Voyager, c’est avoir les yeux ouverts quand tout le monde dort. Je connais bien, c’est ça ma vie. Le soir, la nuit, encore le matin, ne pas bouger, sauf aller aux toilettes, ne pas regarder le miroir, rester à imaginer, les yeux fixés par terre, imaginer tout ce qui arrive sans arrêt, sans sommeil, sans oubli. Ne pas rêver, à quoi ça sert ? Les autres, ils parlent de leurs rêves. Ils disent : C’est merveilleux, dans mon rêve je vole, je nage avec les poissons, j’embrasse une femme. Je les écoute, qu’est-ce que ça me fait ? Moi, je vois toutes les couleurs, je sens tous les frissons, les caresses, le bruit de l’eau, le bruit du vent. Mais jamais dans les rêves. La maladie m’ouvre les yeux pour toujours.

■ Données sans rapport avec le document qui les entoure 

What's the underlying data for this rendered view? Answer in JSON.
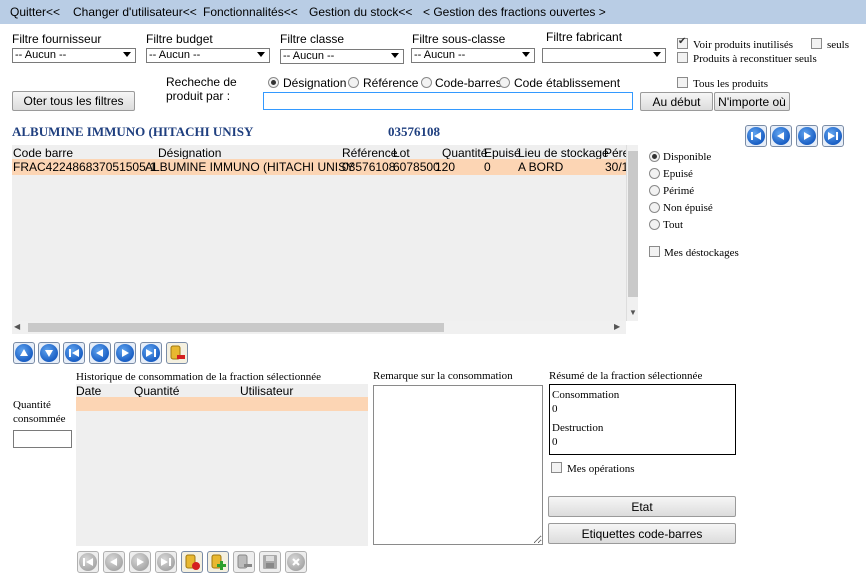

Quand je pars, Vicky est avec les autres, à la porte de l’aéroport. Tous ces gens viennent pour voir Dodo le héros. Je veux les écarter pour passer, ils s’accrochent à mon bras, ils veulent prendre une photo avec moi. Vicky, elle reste derrière, elle est pâle, elle a un bonnet sur ses cheveux à cause de la pluie, elle ne sourit pas, elle ne bouge pas sa main. Je la regarde, je tourne la tête, je guette encore et elle n’est plus là. Je ne le dis à personne, personne ne me le demande, je sais que c’est pour toujours. C’est comme la musique, le vieux Auld Lang Syne, quand tu le chantes c’est qu’il n’y a pas d’au revoir.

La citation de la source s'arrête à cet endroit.